You have to read sizeof(!a+b); , from innermost to outermost expression.

1. a decays to int* .
2. b decays to int*
3. !a is of type bool , since the logical NOT operator is applied to a .
4. !a+b is of type bool + int* --> int + int* --> int*

So you basically do:

sizeof(int*)

which is the size of a pointer, which, in your system is equal to 8.

Answer 3

_{[I added another answer to discard the upvotes I got for my now deleted answer.]}

There are a few things that are happening here.

The first is that arrays naturally decays to pointers. When an array is passed, as-is, when a pointer is expected it will be equal to a pointer to the arrays first element. In other words, the expression a is then equal to &a[0] .
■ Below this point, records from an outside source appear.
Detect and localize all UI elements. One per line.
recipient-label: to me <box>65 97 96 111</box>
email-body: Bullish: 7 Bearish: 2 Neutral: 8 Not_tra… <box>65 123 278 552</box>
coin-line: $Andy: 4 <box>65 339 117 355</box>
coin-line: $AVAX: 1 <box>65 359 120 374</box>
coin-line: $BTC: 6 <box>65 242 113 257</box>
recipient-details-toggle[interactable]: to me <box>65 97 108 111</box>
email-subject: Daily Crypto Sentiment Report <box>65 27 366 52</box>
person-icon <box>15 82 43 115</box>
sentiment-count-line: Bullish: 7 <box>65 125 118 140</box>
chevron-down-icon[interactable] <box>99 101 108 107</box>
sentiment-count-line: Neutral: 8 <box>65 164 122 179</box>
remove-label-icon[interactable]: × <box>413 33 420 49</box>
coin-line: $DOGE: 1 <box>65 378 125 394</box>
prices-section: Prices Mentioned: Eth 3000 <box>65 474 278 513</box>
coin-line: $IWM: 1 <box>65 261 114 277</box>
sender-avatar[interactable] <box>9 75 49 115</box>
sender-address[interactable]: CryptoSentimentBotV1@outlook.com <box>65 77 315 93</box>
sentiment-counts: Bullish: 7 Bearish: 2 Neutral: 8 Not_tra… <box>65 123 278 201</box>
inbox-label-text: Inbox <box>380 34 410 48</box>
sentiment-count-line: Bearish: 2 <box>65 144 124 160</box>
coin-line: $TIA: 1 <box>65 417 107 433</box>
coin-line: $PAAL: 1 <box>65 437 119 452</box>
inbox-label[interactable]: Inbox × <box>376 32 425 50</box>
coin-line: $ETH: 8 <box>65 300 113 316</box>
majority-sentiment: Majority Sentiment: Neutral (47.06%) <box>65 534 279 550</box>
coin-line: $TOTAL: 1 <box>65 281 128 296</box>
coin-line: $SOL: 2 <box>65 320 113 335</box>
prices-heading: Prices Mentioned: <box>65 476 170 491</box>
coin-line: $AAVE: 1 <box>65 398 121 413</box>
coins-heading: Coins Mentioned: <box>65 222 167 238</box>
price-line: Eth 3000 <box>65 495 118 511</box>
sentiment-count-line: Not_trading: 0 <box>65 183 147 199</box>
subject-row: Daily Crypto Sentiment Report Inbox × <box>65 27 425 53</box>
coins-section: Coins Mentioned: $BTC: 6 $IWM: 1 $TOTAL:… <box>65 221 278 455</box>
The second thing to remember is that boolean values can be implicitly converted to an int with value 0 (for false ) or 1 (for true ).

The third thing to remember is that about pointer arithmetic, that integers can be added to (or subtracted from) pointers.

The fourth thing to remember is that about operator precedence . The expression !a + b is equal to (!a) + b .

And the last thing to remember is that addition is commutative . Ie x + y is the same as y + x .

Putting this all together, a decays to a pointer to its first element. Then that pointer is passed to the logical not operator ! which will turn the expression !a into a bool value of false (since the decayed pointer of a is not a null pointer). Then that false is converted to the integer 0 which is added to the decayed pointer of b . The result is a pointer, pointing to the first element of b ( b + 0 ).

You then pass this pointer to sizeof , and you're apparently on a 64-bit system where the size of a pointer is 64 bits, ie eight bytes.

Answer 4

Expressions as the operand of sizeof operator are not evaluated, it determines the size by the type of its operand. The expression !a+b is of type int * (after the array to pointer conversion), and sizeof(!a+b) is giving the size of int * on your platform.
Note that, though array as an operand of sizeof do not decay to pointer to it's first element, but in the expression !a+b (pointer arithmetic) they will.